My head on Kieran's shoulder as we dance. Some slow song I don't recognize. White Christmas lights hang from the gym ceiling like a canopy and lit-up clouds line the gym walls. Other couples dance in front of us. The room is a swirl of colors-all the girls' dresses. Everything goes black.

Everything goes black-I remember waking up and feeling vaguely creeped out, but beyond the fact that my description suggests I suddenly stopped seeing the lights and the colors as if someone dropped a curtain in front of my eyes, I have no idea why the dream scares me so much.

And if there's one thing I don't want to be freaking out about with a little over a month to go, it's Prom. I walk into school Monday morning and am instantly greeted by a large banner hanging over the gym doors, giant sparkly blue bubble letters telling me Prom tickets will start going on sale Friday. If I'm remembering correctly from previous years how this works, we'll have three weeks of signs around school reminding us to buy our tickets, accompanied by more signs encouraging us to sign up for the parent-chaperoned After-Party at the Stanley Farm, followed by a week during which only the Prom committee is allowed in the gym for decorating purposes.

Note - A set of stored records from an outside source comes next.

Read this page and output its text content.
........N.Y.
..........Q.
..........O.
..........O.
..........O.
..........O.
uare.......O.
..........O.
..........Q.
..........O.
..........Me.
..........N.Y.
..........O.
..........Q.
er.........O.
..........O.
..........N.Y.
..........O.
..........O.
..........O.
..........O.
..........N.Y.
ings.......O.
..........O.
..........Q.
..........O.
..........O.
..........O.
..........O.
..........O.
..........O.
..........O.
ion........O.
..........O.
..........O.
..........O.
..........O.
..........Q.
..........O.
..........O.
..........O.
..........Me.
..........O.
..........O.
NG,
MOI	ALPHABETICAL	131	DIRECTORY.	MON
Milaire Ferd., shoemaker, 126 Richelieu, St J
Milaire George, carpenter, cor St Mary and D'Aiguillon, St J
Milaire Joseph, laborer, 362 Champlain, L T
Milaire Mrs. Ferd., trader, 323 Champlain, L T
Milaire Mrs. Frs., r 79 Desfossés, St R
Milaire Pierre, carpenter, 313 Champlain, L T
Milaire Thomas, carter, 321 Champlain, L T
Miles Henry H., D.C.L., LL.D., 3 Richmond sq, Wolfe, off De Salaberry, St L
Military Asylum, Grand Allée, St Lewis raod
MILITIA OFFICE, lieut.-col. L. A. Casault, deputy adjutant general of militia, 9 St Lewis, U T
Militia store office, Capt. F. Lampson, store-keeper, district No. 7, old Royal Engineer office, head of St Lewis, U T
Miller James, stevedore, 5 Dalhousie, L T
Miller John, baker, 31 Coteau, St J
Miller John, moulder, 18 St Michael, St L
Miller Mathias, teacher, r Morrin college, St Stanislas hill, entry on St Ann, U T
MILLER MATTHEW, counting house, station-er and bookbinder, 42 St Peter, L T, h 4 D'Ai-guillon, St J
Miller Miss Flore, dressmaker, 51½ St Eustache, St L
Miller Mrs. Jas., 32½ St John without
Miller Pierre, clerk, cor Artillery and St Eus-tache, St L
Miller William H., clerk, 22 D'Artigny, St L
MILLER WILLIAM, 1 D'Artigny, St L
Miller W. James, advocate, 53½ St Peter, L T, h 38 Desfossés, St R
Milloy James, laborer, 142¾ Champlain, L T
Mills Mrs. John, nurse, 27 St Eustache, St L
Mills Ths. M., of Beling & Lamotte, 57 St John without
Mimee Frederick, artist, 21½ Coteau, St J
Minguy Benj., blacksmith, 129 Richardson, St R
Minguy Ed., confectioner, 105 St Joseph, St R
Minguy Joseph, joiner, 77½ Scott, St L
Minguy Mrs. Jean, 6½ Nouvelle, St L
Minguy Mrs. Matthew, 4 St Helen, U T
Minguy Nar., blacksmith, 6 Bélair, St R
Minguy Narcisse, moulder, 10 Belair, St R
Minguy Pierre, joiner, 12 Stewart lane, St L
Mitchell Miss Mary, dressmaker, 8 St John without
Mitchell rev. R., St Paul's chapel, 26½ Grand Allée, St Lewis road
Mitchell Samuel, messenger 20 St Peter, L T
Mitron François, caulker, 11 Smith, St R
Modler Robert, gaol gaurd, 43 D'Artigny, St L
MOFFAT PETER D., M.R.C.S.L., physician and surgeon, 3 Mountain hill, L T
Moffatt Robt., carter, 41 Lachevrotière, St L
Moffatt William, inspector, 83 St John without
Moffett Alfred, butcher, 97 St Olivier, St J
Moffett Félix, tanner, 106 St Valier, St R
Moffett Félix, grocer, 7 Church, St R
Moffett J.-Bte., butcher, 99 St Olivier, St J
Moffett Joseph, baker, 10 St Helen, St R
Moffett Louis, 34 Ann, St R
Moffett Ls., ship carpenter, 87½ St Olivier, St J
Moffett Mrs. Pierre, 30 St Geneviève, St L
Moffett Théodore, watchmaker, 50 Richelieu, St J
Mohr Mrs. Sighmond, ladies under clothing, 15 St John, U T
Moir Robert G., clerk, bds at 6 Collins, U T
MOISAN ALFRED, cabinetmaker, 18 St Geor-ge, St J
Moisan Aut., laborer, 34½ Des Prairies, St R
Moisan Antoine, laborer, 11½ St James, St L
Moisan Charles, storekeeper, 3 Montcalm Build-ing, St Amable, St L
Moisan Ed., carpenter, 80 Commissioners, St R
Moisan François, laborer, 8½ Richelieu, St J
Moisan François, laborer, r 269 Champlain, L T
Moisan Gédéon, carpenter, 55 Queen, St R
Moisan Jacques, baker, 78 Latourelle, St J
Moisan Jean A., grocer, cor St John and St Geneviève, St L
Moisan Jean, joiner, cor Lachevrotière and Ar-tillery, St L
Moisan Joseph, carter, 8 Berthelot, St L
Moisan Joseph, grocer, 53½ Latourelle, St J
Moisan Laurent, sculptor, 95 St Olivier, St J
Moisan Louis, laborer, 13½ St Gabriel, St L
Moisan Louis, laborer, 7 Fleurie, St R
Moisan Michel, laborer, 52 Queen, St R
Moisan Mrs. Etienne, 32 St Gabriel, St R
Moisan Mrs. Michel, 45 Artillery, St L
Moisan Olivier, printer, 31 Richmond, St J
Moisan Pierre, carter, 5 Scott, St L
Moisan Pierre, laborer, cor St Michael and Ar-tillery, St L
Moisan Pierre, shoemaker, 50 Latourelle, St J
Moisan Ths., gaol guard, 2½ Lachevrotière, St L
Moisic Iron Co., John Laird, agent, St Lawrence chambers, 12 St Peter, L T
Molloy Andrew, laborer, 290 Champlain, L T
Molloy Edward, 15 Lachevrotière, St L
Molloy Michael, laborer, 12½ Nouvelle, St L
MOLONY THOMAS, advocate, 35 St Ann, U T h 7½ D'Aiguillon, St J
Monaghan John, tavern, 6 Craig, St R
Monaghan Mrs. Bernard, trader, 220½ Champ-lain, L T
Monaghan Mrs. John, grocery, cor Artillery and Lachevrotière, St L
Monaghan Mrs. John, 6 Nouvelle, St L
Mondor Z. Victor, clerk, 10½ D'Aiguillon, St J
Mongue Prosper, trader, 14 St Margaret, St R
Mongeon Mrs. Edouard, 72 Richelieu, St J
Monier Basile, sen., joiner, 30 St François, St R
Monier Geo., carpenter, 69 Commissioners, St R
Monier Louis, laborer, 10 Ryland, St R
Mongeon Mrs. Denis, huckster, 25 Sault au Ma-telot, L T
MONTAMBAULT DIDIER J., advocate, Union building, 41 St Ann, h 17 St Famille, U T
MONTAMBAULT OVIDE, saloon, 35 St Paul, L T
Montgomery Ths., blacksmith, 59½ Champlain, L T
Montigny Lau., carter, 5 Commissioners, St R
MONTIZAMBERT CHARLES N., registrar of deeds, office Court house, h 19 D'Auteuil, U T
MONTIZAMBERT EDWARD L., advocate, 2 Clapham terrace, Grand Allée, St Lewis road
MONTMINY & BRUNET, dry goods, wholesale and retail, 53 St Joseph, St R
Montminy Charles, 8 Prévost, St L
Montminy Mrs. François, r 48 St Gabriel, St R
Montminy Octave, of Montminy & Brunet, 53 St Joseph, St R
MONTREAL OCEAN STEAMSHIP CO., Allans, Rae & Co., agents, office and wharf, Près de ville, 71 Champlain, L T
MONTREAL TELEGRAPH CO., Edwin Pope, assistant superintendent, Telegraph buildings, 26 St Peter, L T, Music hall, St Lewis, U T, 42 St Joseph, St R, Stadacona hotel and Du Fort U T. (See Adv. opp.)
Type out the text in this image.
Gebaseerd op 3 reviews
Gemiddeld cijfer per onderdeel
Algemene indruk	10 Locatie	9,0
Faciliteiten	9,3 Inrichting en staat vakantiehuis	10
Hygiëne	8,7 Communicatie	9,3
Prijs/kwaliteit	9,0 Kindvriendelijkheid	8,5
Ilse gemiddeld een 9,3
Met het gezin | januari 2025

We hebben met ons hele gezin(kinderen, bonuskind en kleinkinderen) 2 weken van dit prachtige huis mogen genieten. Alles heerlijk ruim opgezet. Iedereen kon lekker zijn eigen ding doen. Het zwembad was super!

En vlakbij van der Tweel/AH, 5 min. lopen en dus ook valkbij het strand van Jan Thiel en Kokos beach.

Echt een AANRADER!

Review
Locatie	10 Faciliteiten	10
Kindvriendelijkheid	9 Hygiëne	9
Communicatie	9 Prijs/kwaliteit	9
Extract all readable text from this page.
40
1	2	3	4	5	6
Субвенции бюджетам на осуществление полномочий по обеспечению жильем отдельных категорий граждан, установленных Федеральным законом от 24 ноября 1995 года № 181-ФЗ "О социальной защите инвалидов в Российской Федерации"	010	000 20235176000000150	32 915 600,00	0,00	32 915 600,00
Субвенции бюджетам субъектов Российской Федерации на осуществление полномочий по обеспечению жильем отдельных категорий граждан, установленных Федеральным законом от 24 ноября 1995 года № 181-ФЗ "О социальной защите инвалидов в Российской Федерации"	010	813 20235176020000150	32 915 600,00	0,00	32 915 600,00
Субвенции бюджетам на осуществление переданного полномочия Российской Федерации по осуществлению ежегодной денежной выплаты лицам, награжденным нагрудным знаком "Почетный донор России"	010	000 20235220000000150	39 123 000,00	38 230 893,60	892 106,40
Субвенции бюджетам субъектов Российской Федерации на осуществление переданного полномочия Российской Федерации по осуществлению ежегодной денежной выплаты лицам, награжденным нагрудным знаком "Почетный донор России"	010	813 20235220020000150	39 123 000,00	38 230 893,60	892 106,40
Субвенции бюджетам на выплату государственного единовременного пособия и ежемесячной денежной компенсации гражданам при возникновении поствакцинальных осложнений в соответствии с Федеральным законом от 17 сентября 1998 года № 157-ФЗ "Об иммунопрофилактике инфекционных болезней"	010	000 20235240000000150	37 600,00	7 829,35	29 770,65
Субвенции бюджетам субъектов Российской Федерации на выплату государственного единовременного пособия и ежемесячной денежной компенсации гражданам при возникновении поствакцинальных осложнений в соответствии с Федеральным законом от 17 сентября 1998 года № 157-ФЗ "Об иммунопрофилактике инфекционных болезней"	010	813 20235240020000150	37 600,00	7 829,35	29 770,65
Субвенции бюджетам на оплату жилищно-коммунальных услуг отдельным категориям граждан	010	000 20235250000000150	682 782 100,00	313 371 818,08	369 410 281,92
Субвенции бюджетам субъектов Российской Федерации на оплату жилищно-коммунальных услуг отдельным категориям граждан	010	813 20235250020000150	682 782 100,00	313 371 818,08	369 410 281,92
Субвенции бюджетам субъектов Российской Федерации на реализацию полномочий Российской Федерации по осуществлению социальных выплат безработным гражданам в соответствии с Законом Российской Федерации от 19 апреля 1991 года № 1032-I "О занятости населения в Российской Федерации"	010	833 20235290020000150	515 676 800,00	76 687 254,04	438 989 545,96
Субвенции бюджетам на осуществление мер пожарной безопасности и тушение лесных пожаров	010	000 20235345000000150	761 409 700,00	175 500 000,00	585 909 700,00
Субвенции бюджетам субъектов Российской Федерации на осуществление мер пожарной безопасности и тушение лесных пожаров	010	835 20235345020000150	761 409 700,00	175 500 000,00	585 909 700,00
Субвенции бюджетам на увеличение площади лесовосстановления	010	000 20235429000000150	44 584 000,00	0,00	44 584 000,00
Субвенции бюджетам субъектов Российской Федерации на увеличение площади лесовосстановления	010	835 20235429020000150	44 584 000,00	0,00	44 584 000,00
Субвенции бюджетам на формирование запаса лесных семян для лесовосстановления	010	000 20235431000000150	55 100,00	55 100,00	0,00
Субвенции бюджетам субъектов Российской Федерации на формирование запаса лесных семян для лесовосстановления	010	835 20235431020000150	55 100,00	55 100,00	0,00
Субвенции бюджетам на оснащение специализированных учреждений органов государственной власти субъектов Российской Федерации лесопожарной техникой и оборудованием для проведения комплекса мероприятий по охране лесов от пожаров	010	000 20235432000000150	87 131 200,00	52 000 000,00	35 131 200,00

From now until the first Saturday in May, Titusville Senior High will be all-Prom, all the time, the mania only broken up by boring classes. As a freshman and sophomore, I considered the month of April to be the seventh level of hell because I was so not interested in the whole thing, but there it was in your face every day. Now, as a junior with a real live date and a disturbing dream about the event hidden at home on my computer, I don't know what to think.

"In Your Dreams," Cassie spits from behind me, reading the Prom theme off the banner. "Sooo lame. How do you even decorate that?"

I'd forgotten Cassie was on the Prom Committee, something she also tried to drag me into until I mentioned I'd rather file my fingernails off with a cheese grater than sit around after school discussing themes and color schemes. Judging by her attitude, In Your Dreams wasn't anywhere near the top of her list of ideas for the evening.

"How to decorate dreams," I muse aloud, as we start walking up the stairs to our lockers. "I'm picturing lots of those kind of white Christmas lights all over the place-on the ceiling, the walls..."

"Sure you don't want to join the Prom Committee?" Cass elbows me. "There's still time."

"No, thanks."

I retreat into my head for a minute and think about my dream as the hallway noise of conversation and slamming locker doors vibrates around me. What did I just do here? Did I change the future? Or did I report a future that's going to happen anyway? Is the Prom Committee going to choose white Christmas lights now because I made a suggestion to Cassie, and she'll take the idea to them? Would they choose white Christmas lights anyway, even if I hadn't said anything?